Kelp forests, composed of large brown seaweeds, are among the most productive coastal ecosystems but are highly vulnerable to climate change. Kelps generally have short lifespans, leading to rapid responses to environmental changes.

Kelp forests are found in cool water regions, primarily in temperate Arctic latitudes. Warming temperatures and heatwaves cause forest deaths and reduced growth. 

Overgrazing by species like sea urchins, expanding their ranges due to warmer waters, also causes extensive damage.

Kelp underwater.
Image credit: Unsplash

Kelp forests at cooler leading range edges in the Arctic may expand due to sea ice loss and increased light, potentially increasing their distribution. 

However, increased turbidity from melting ice may limit this expansion.
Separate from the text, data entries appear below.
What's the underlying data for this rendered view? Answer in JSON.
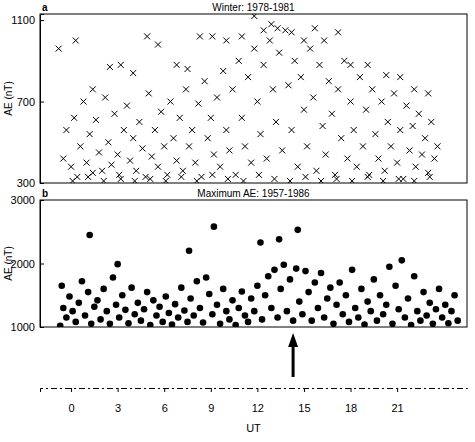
{
  "chart_data": [
    {
      "type": "scatter",
      "panel": "a",
      "title": "Winter: 1978-1981",
      "ylabel": "AE (nT)",
      "marker": "x",
      "color": "#000000",
      "xlim": [
        -2,
        25.5
      ],
      "ylim": [
        300,
        1130
      ],
      "yticks": [
        300,
        700,
        1100
      ],
      "tick_labels": "y",
      "x": [
        -0.8,
        0.3,
        1.4,
        2.5,
        3.2,
        4.0,
        4.9,
        5.6,
        6.8,
        7.5,
        8.3,
        9.1,
        10.0,
        11.0,
        11.8,
        12.4,
        12.9,
        13.3,
        14.2,
        15.0,
        15.7,
        16.3,
        17.2,
        18.0,
        19.1,
        20.3,
        21.2,
        22.1,
        23.0,
        -0.5,
        -0.3,
        0,
        0.2,
        0.4,
        0.6,
        0.8,
        1.0,
        1.2,
        1.4,
        1.6,
        1.8,
        2.0,
        2.2,
        2.4,
        2.6,
        2.8,
        3.0,
        3.2,
        3.4,
        3.6,
        3.8,
        4.0,
        4.2,
        4.4,
        4.6,
        4.8,
        5.0,
        5.2,
        5.4,
        5.6,
        5.8,
        6.0,
        6.2,
        6.4,
        6.6,
        6.8,
        7.0,
        7.2,
        7.4,
        7.6,
        7.8,
        8.0,
        8.2,
        8.4,
        8.6,
        8.8,
        9.0,
        9.2,
        9.4,
        9.6,
        9.8,
        10.0,
        10.2,
        10.4,
        10.6,
        10.8,
        11.0,
        11.2,
        11.4,
        11.6,
        11.8,
        12.0,
        12.2,
        12.4,
        12.6,
        12.8,
        13.0,
        13.2,
        13.4,
        13.6,
        13.8,
        14.0,
        14.2,
        14.4,
        14.6,
        14.8,
        15.0,
        15.2,
        15.4,
        15.6,
        15.8,
        16.0,
        16.2,
        16.4,
        16.6,
        16.8,
        17.0,
        17.2,
        17.4,
        17.6,
        17.8,
        18.0,
        18.2,
        18.4,
        18.6,
        18.8,
        19.0,
        19.2,
        19.4,
        19.6,
        19.8,
        20.0,
        20.2,
        20.4,
        20.6,
        20.8,
        21.0,
        21.2,
        21.4,
        21.6,
        21.8,
        22.0,
        22.2,
        22.4,
        22.6,
        22.8,
        23.0,
        23.2,
        23.4,
        23.6,
        0.1,
        1.1,
        2.1,
        3.1,
        4.1,
        5.1,
        6.1,
        7.1,
        8.1,
        9.1,
        10.1,
        11.1,
        12.1,
        13.1,
        14.1,
        15.1,
        16.1,
        17.1,
        18.1,
        19.1,
        20.1,
        21.1,
        22.1,
        23.1
      ],
      "values": [
        960,
        1000,
        760,
        870,
        880,
        840,
        1020,
        980,
        880,
        860,
        1020,
        1020,
        1000,
        1020,
        1120,
        1050,
        1080,
        1060,
        1040,
        1000,
        1060,
        1000,
        1040,
        880,
        880,
        830,
        820,
        760,
        740,
        420,
        560,
        380,
        620,
        330,
        480,
        700,
        400,
        540,
        350,
        610,
        450,
        360,
        720,
        500,
        390,
        640,
        440,
        320,
        560,
        680,
        410,
        520,
        360,
        600,
        470,
        330,
        740,
        430,
        560,
        380,
        650,
        480,
        340,
        700,
        520,
        410,
        620,
        360,
        760,
        480,
        560,
        400,
        690,
        330,
        800,
        520,
        620,
        440,
        720,
        380,
        850,
        560,
        460,
        760,
        340,
        900,
        620,
        480,
        820,
        400,
        960,
        700,
        540,
        880,
        420,
        1000,
        760,
        600,
        940,
        460,
        1050,
        780,
        560,
        900,
        380,
        820,
        660,
        480,
        960,
        720,
        360,
        880,
        580,
        440,
        800,
        640,
        340,
        760,
        520,
        900,
        420,
        700,
        560,
        380,
        820,
        480,
        660,
        340,
        760,
        540,
        420,
        700,
        360,
        600,
        480,
        740,
        400,
        560,
        320,
        680,
        460,
        580,
        380,
        640,
        440,
        520,
        350,
        600,
        420,
        480,
        310,
        330,
        310,
        340,
        310,
        320,
        310,
        330,
        310,
        340,
        320,
        310,
        340,
        320,
        310,
        330,
        310,
        320,
        310,
        330,
        310,
        320,
        310,
        330
      ]
    },
    {
      "type": "scatter",
      "panel": "b",
      "title": "Maximum AE: 1957-1986",
      "ylabel": "AE (nT)",
      "xlabel": "UT",
      "marker": "circle",
      "color": "#000000",
      "xlim": [
        -2,
        25.5
      ],
      "xticks": [
        0,
        3,
        6,
        9,
        12,
        15,
        18,
        21
      ],
      "ylim": [
        1000,
        3000
      ],
      "yticks": [
        1000,
        2000,
        3000
      ],
      "annotations": [
        {
          "type": "arrow",
          "x": 14.3
        }
      ],
      "x": [
        1.2,
        7.6,
        9.2,
        12.2,
        13.4,
        14.6,
        20.5,
        21.3,
        3.0,
        8.7,
        -0.7,
        -0.6,
        -0.5,
        -0.3,
        -0.1,
        0.1,
        0.3,
        0.5,
        0.7,
        0.9,
        1.1,
        1.3,
        1.5,
        1.7,
        1.9,
        2.1,
        2.3,
        2.5,
        2.7,
        2.9,
        3.1,
        3.3,
        3.5,
        3.7,
        3.9,
        4.1,
        4.3,
        4.5,
        4.7,
        4.9,
        5.1,
        5.3,
        5.5,
        5.7,
        5.9,
        6.1,
        6.3,
        6.5,
        6.7,
        6.9,
        7.1,
        7.3,
        7.5,
        7.7,
        7.9,
        8.1,
        8.3,
        8.5,
        8.9,
        9.1,
        9.4,
        9.6,
        9.8,
        10.0,
        10.2,
        10.4,
        10.6,
        10.8,
        11.0,
        11.2,
        11.4,
        11.6,
        11.8,
        12.0,
        12.3,
        12.5,
        12.7,
        12.9,
        13.1,
        13.3,
        13.5,
        13.7,
        13.9,
        14.1,
        14.3,
        14.5,
        14.7,
        14.9,
        15.1,
        15.3,
        15.5,
        15.7,
        15.9,
        16.1,
        16.3,
        16.5,
        16.7,
        16.9,
        17.1,
        17.3,
        17.5,
        17.7,
        17.9,
        18.1,
        18.3,
        18.5,
        18.7,
        18.9,
        19.1,
        19.3,
        19.5,
        19.7,
        19.9,
        20.1,
        20.3,
        20.7,
        20.9,
        21.1,
        21.5,
        21.7,
        21.9,
        22.1,
        22.3,
        22.5,
        22.7,
        22.9,
        23.1,
        23.3,
        23.5,
        23.7,
        23.9,
        24.1,
        24.3,
        24.5,
        24.7,
        24.9
      ],
      "values": [
        2450,
        2200,
        2580,
        2330,
        2380,
        2530,
        1950,
        2050,
        1990,
        1780,
        1020,
        1650,
        1300,
        1150,
        1480,
        1250,
        1080,
        1380,
        1720,
        1180,
        1550,
        1050,
        1320,
        1420,
        1120,
        1600,
        1250,
        1050,
        1780,
        1350,
        1150,
        1500,
        1270,
        1060,
        1620,
        1200,
        1380,
        1100,
        1280,
        1550,
        1030,
        1420,
        1180,
        1320,
        1080,
        1480,
        1220,
        1040,
        1360,
        1150,
        1620,
        1260,
        1080,
        1450,
        1180,
        1720,
        1300,
        1070,
        1520,
        1200,
        1350,
        1050,
        1600,
        1250,
        1120,
        1420,
        1030,
        1300,
        1560,
        1180,
        1080,
        1450,
        1250,
        1650,
        1120,
        1500,
        1800,
        1300,
        1900,
        1150,
        1600,
        1980,
        1250,
        1750,
        1100,
        1920,
        1400,
        1200,
        1880,
        1550,
        1100,
        1700,
        1300,
        1850,
        1150,
        1450,
        1620,
        1050,
        1350,
        1700,
        1200,
        1500,
        1080,
        1900,
        1300,
        1150,
        1600,
        1040,
        1400,
        1250,
        1750,
        1100,
        1500,
        1200,
        1350,
        1050,
        1650,
        1280,
        1150,
        1450,
        1030,
        1800,
        1250,
        1100,
        1550,
        1180,
        1380,
        1050,
        1280,
        1600,
        1150,
        1350,
        1060,
        1250,
        1500,
        1100
      ]
    }
  ]
}
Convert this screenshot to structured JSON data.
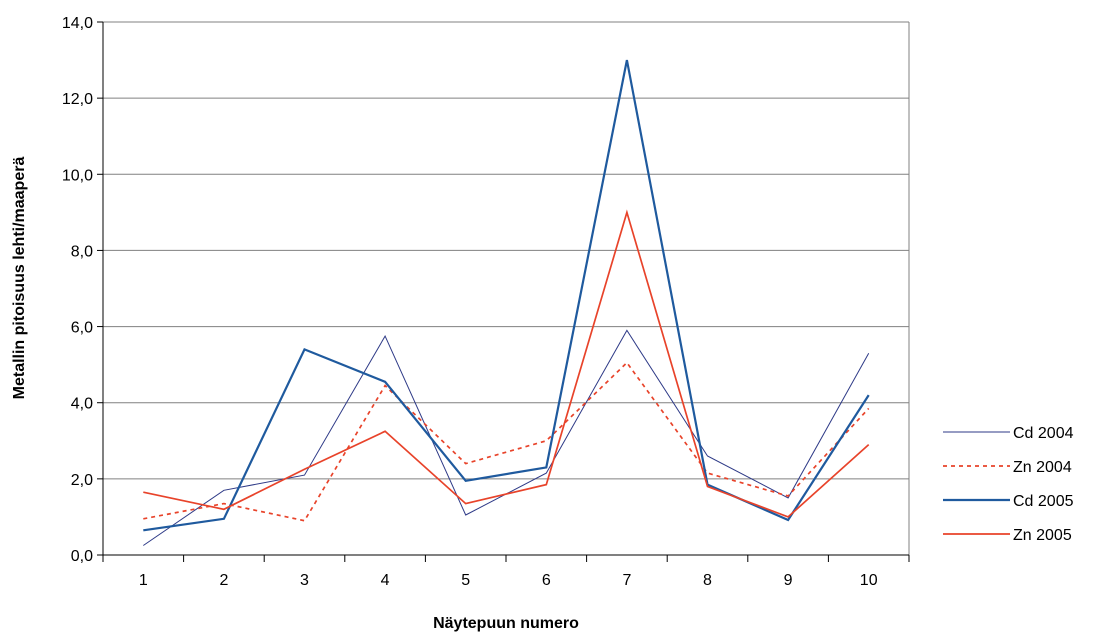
{
  "chart_data": {
    "type": "line",
    "title": "",
    "xlabel": "Näytepuun numero",
    "ylabel": "Metallin pitoisuus lehti/maaperä",
    "categories": [
      "1",
      "2",
      "3",
      "4",
      "5",
      "6",
      "7",
      "8",
      "9",
      "10"
    ],
    "ylim": [
      0,
      14
    ],
    "yticks": [
      "0,0",
      "2,0",
      "4,0",
      "6,0",
      "8,0",
      "10,0",
      "12,0",
      "14,0"
    ],
    "grid": true,
    "legend_position": "right",
    "series": [
      {
        "name": "Cd 2004",
        "color": "#2e3a87",
        "dash": "solid",
        "width": "thin",
        "values": [
          0.25,
          1.7,
          2.1,
          5.75,
          1.05,
          2.15,
          5.9,
          2.6,
          1.5,
          5.3
        ]
      },
      {
        "name": "Zn 2004",
        "color": "#e8432a",
        "dash": "dashed",
        "width": "medium",
        "values": [
          0.95,
          1.35,
          0.9,
          4.45,
          2.4,
          3.0,
          5.05,
          2.15,
          1.55,
          3.85
        ]
      },
      {
        "name": "Cd 2005",
        "color": "#1f5a9e",
        "dash": "solid",
        "width": "thick",
        "values": [
          0.65,
          0.95,
          5.4,
          4.55,
          1.95,
          2.3,
          13.0,
          1.85,
          0.92,
          4.2
        ]
      },
      {
        "name": "Zn 2005",
        "color": "#e8432a",
        "dash": "solid",
        "width": "medium",
        "values": [
          1.65,
          1.2,
          2.25,
          3.25,
          1.35,
          1.85,
          9.0,
          1.8,
          1.0,
          2.9
        ]
      }
    ]
  }
}
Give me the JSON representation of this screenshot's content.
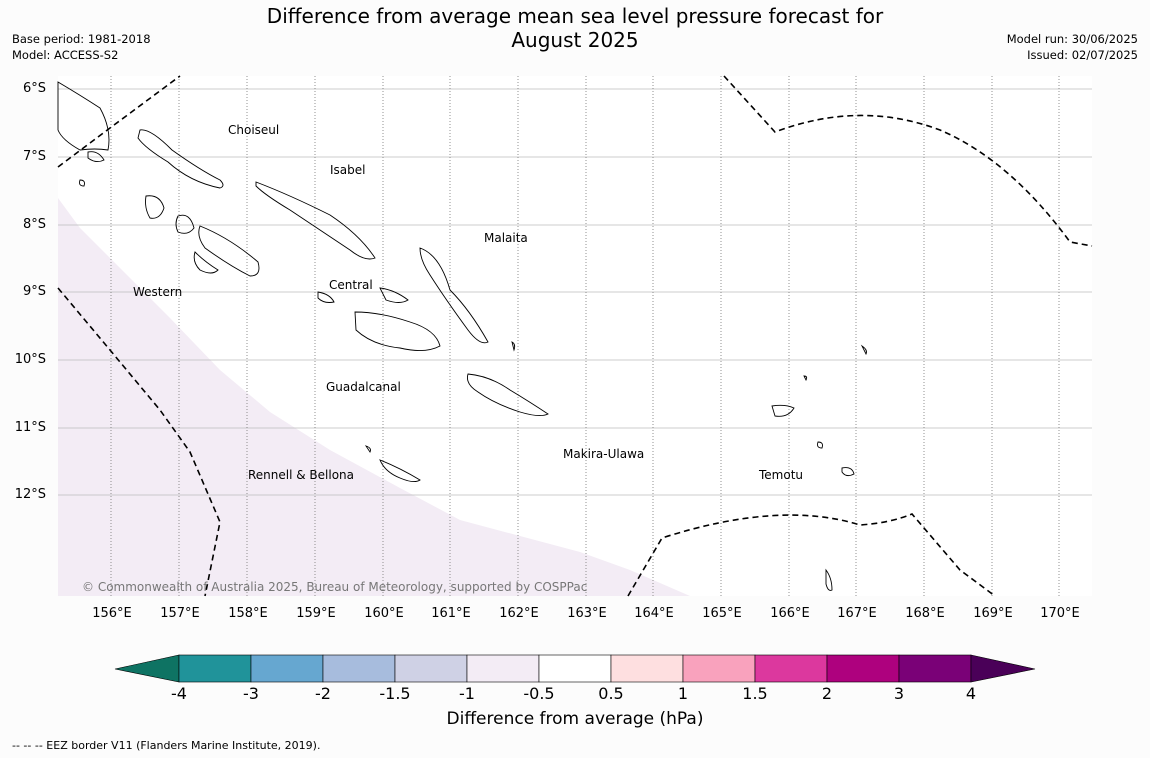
{
  "title": {
    "line1": "Difference from average mean sea level pressure forecast for",
    "line2": "August 2025"
  },
  "meta_left": {
    "base_period": "Base period: 1981-2018",
    "model": "Model: ACCESS-S2"
  },
  "meta_right": {
    "model_run": "Model run: 30/06/2025",
    "issued": "Issued: 02/07/2025"
  },
  "map": {
    "lat_labels": [
      "6°S",
      "7°S",
      "8°S",
      "9°S",
      "10°S",
      "11°S",
      "12°S"
    ],
    "lon_labels": [
      "156°E",
      "157°E",
      "158°E",
      "159°E",
      "160°E",
      "161°E",
      "162°E",
      "163°E",
      "164°E",
      "165°E",
      "166°E",
      "167°E",
      "168°E",
      "169°E",
      "170°E"
    ],
    "places": [
      "Choiseul",
      "Isabel",
      "Malaita",
      "Western",
      "Central",
      "Guadalcanal",
      "Makira-Ulawa",
      "Rennell & Bellona",
      "Temotu"
    ],
    "shaded_region_category": "-1 to -0.5",
    "shade_color": "#f3ecf5",
    "copyright": "© Commonwealth of Australia 2025, Bureau of Meteorology, supported by COSPPac"
  },
  "colorbar": {
    "ticks": [
      "-4",
      "-3",
      "-2",
      "-1.5",
      "-1",
      "-0.5",
      "0.5",
      "1",
      "1.5",
      "2",
      "3",
      "4"
    ],
    "colors": [
      "#0e7363",
      "#20939a",
      "#66a7d0",
      "#a7bcdd",
      "#cfd1e5",
      "#f3ecf5",
      "#ffffff",
      "#fedfe0",
      "#f9a2bd",
      "#dc389e",
      "#ae017e",
      "#7a0177",
      "#4a0058"
    ],
    "label": "Difference from average (hPa)"
  },
  "legend_note": "--  --  -- EEZ border V11 (Flanders Marine Institute, 2019)."
}
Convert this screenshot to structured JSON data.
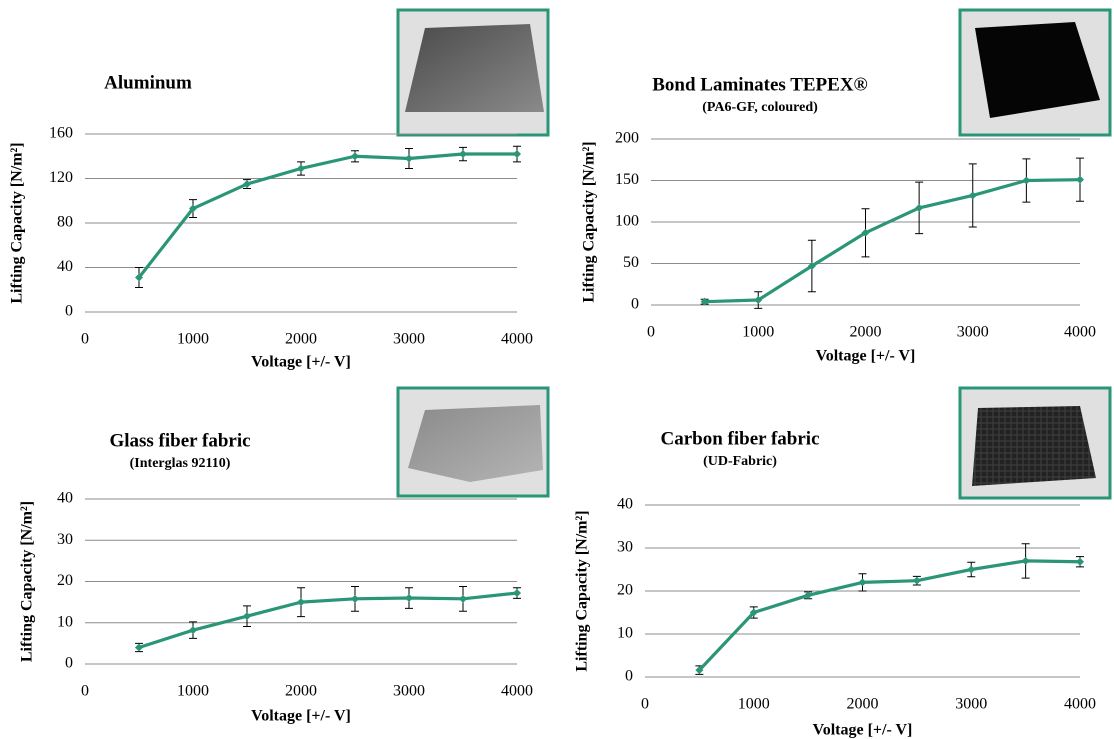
{
  "chart_data": [
    {
      "type": "line",
      "title": "Aluminum",
      "x_label": "Voltage [+/- V]",
      "y_label": "Lifting Capacity [N/m²]",
      "x": [
        500,
        1000,
        1500,
        2000,
        2500,
        3000,
        3500,
        4000
      ],
      "series": [
        {
          "color": "#2a9677",
          "values": [
            31,
            93,
            115,
            129,
            140,
            138,
            142,
            142
          ],
          "errors": [
            9,
            8,
            4,
            6,
            5,
            9,
            6,
            7
          ]
        }
      ],
      "xlim": [
        0,
        4000
      ],
      "xticks": [
        0,
        1000,
        2000,
        3000,
        4000
      ],
      "ylim": [
        0,
        160
      ],
      "yticks": [
        0,
        40,
        80,
        120,
        160
      ],
      "grid": true
    },
    {
      "type": "line",
      "title": "Bond Laminates TEPEX®",
      "subtitle": "(PA6-GF, coloured)",
      "x_label": "Voltage [+/- V]",
      "y_label": "Lifting Capacity [N/m²]",
      "x": [
        500,
        1000,
        1500,
        2000,
        2500,
        3000,
        3500,
        4000
      ],
      "series": [
        {
          "color": "#2a9677",
          "values": [
            4,
            6,
            47,
            87,
            117,
            132,
            150,
            151
          ],
          "errors": [
            3,
            10,
            31,
            29,
            31,
            38,
            26,
            26
          ]
        }
      ],
      "xlim": [
        0,
        4000
      ],
      "xticks": [
        0,
        1000,
        2000,
        3000,
        4000
      ],
      "ylim": [
        0,
        200
      ],
      "yticks": [
        0,
        50,
        100,
        150,
        200
      ],
      "grid": true
    },
    {
      "type": "line",
      "title": "Glass fiber fabric",
      "subtitle": "(Interglas 92110)",
      "x_label": "Voltage [+/- V]",
      "y_label": "Lifting Capacity [N/m²]",
      "x": [
        500,
        1000,
        1500,
        2000,
        2500,
        3000,
        3500,
        4000
      ],
      "series": [
        {
          "color": "#2a9677",
          "values": [
            4,
            8.2,
            11.6,
            15,
            15.8,
            16,
            15.8,
            17.2
          ],
          "errors": [
            1,
            2,
            2.5,
            3.5,
            3,
            2.5,
            3,
            1.3
          ]
        }
      ],
      "xlim": [
        0,
        4000
      ],
      "xticks": [
        0,
        1000,
        2000,
        3000,
        4000
      ],
      "ylim": [
        0,
        40
      ],
      "yticks": [
        0,
        10,
        20,
        30,
        40
      ],
      "grid": true
    },
    {
      "type": "line",
      "title": "Carbon fiber fabric",
      "subtitle": "(UD-Fabric)",
      "x_label": "Voltage [+/- V]",
      "y_label": "Lifting Capacity [N/m²]",
      "x": [
        500,
        1000,
        1500,
        2000,
        2500,
        3000,
        3500,
        4000
      ],
      "series": [
        {
          "color": "#2a9677",
          "values": [
            1.6,
            15,
            19,
            22,
            22.4,
            25,
            27,
            26.8
          ],
          "errors": [
            1,
            1.3,
            0.8,
            2,
            1,
            1.7,
            4,
            1.2
          ]
        }
      ],
      "xlim": [
        0,
        4000
      ],
      "xticks": [
        0,
        1000,
        2000,
        3000,
        4000
      ],
      "ylim": [
        0,
        40
      ],
      "yticks": [
        0,
        10,
        20,
        30,
        40
      ],
      "grid": true
    }
  ]
}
Losses of kelp forests, reported globally, indicate significant declines in areas like Western Australia, Norway, and Japan.

Climate change alters kelp forests’ genetic makeup, reducing their adaptability. In Australia, genetic diversity is declining, favouring warmer water-adapted species. This shift impacts seabed fauna, reducing diversity as warmer-adapted kelp species replace cooler-adapted ones.

Kelp loss can lead to shifts to other ecosystem states, such as turf-dominated reefs or sea urchin barrens, which prevent kelp recovery even if conditions improve. Gradual warming also causes the tropicalization of kelp forests, increasing the presence of coral and brown algae.

Understanding the local and global stressors on marine foundation species is crucial for their conservation.

Addressing the impacts of climate change and anthropogenic activities through effective management and mitigation strategies is essential to preserving these vital ecosystems and their services to human societies.